Memang sih, ketika berbicara film action kolosal yang tayang di tivi-tivi itu, ingatan kita akan langsung tertuju kepada sang raja yang naik burung terbang. Lalu mendarat di depan toko untuk beli es krim. Tapi harus diakui, betapa pencak silat telah terinternalisasi sampai ke lubuk hati yang terdalam masyarakat Indonesia.
Atau di film Wiro Sableng misalnya, kita bisa menyaksikan betapa banyak perguruan silat di negeri ini sekaligus kita bisa menyaksikan  betapa banyak jurus-jurus dengan kosakata yang unik, aneh dan membuat kita bilang: Mashook Pak Eko...!!
Jurus "Kunyuk Melempar Buah", pukulan matahari, hingga penamaan tokoh yang membuat kita akan terbelalak, hah, ada "Kakek Segala Tahu", "Tiga Setan Darah" hingga "bidadari angin timur" dan menyimpulkan, betapa Bastian Tito mampu mengemas kata-kata dengan baik untuk menciptakan cerita tentang pencak silat.
Menurut saya itu adalah mahakarya. (Spoiler alert: pada akhirnya, Bidadari Angin Timur menikah dengan Wiro Sableng, dan hidup bahagia, di dunia nyata).
Belum lagi, bagi Anda generasi 90an, menyaksikan bahwa Wiro Sableng kala itu dengan pencak silatnya, mampu memupuk rasa persaudaraan diantara penonton kala itu. (Saat itu belum ada perang tagar-tagaran itu, hanya adanya senyum manis dan kelompencapir).
Kenapa Wiro Sableng memupuk persaudaraan? Ya karena saat itu kita akan bersama-sama nonton Wiro Sableng  di rumah tetangga yang tayang tiap Minggu di RCTI oke.
Lalu esoknya saling bercerita dengan teman sebangku kita, "eh bagaimana nasib setan Tenggarong kemarin?" Atau ada yang bilang "eh, Raja Rencong dari Utara udah kalah belum?."

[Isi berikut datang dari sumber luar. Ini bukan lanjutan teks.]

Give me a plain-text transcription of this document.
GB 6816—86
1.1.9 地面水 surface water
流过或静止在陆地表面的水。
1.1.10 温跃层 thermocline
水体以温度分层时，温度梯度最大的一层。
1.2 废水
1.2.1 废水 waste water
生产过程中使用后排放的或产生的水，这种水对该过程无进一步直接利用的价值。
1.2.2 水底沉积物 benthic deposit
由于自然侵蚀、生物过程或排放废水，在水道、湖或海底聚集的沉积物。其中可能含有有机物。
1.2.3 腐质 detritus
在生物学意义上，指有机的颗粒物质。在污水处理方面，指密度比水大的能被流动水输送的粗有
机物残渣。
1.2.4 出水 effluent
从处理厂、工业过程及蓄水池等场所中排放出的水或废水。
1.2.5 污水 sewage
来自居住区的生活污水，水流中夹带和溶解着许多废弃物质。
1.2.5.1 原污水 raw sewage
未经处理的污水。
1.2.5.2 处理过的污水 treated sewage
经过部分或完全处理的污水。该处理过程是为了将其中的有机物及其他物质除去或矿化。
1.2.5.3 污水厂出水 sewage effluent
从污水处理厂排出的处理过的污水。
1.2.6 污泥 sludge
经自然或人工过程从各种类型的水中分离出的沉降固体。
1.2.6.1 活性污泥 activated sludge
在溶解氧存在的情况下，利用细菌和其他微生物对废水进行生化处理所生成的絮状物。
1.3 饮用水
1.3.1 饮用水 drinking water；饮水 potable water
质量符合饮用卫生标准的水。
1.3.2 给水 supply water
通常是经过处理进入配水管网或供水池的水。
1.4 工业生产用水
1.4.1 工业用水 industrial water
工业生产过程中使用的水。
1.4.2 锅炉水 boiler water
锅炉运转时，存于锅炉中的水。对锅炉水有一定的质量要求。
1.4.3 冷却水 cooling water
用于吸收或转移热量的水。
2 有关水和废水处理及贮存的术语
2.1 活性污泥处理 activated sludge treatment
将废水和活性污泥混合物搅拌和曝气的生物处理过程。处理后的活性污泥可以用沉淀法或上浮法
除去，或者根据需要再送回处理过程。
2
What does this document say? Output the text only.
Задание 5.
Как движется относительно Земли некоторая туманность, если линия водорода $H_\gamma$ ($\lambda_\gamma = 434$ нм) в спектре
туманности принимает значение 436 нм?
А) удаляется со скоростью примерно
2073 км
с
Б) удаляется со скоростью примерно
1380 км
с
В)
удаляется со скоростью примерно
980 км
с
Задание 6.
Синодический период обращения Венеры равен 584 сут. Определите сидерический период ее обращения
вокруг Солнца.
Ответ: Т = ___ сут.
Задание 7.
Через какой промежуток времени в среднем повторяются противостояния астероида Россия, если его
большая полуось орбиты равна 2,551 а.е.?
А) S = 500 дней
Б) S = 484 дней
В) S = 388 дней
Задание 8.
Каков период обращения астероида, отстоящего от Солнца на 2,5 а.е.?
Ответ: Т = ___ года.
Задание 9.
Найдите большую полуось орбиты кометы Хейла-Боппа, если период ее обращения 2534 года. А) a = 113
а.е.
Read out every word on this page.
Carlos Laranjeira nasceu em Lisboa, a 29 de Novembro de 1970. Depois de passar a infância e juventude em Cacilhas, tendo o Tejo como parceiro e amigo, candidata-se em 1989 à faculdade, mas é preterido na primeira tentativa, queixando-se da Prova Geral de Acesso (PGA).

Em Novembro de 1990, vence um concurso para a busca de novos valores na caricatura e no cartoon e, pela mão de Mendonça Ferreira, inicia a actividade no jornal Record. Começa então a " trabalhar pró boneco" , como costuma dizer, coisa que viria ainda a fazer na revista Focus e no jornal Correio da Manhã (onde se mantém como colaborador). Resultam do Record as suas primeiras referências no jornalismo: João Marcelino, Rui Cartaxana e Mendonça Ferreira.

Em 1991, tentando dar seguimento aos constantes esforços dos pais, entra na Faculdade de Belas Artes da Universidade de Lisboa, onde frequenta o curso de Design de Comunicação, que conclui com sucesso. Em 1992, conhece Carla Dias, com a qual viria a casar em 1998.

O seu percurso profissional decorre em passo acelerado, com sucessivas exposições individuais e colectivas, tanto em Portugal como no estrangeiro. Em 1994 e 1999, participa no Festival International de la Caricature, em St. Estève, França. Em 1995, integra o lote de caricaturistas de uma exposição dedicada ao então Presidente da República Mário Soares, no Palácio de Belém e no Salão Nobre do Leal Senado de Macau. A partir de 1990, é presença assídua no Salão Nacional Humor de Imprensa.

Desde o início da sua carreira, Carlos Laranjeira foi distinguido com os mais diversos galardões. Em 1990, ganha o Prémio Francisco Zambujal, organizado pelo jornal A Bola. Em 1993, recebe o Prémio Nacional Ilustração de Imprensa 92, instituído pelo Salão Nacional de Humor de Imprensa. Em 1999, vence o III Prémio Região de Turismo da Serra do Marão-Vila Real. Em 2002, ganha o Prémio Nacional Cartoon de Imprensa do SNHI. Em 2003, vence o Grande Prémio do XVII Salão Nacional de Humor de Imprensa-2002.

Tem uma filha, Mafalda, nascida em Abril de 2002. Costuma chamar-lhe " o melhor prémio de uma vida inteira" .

Percakapan seperti itu rupanya memupuk ukhuwah diantara kita. Dan itu semua karena pencak silat.
Itu cerita dulu, dan cerita itu sepertinya mulai berlanjut hingga saat ini dan ke depan. Betapa olahraga pencak silat, bukan hanya sebuah olahraga. Dia adalah olahraga yang menyatukan, dia adalah budaya yang harus terus dilestarikan.
Dan membaca kisah-kisah heroik pencak silat, sembari menengok hasil Asian Games yang mendekati closing ceremony. Disitulah saya merasa rasa kebanggan kita terhadap Indonesia semakin terkerek. Drastis.
Dan membuat kita mau tidak mau harus sering mengucapkan" Mashook pak Eko."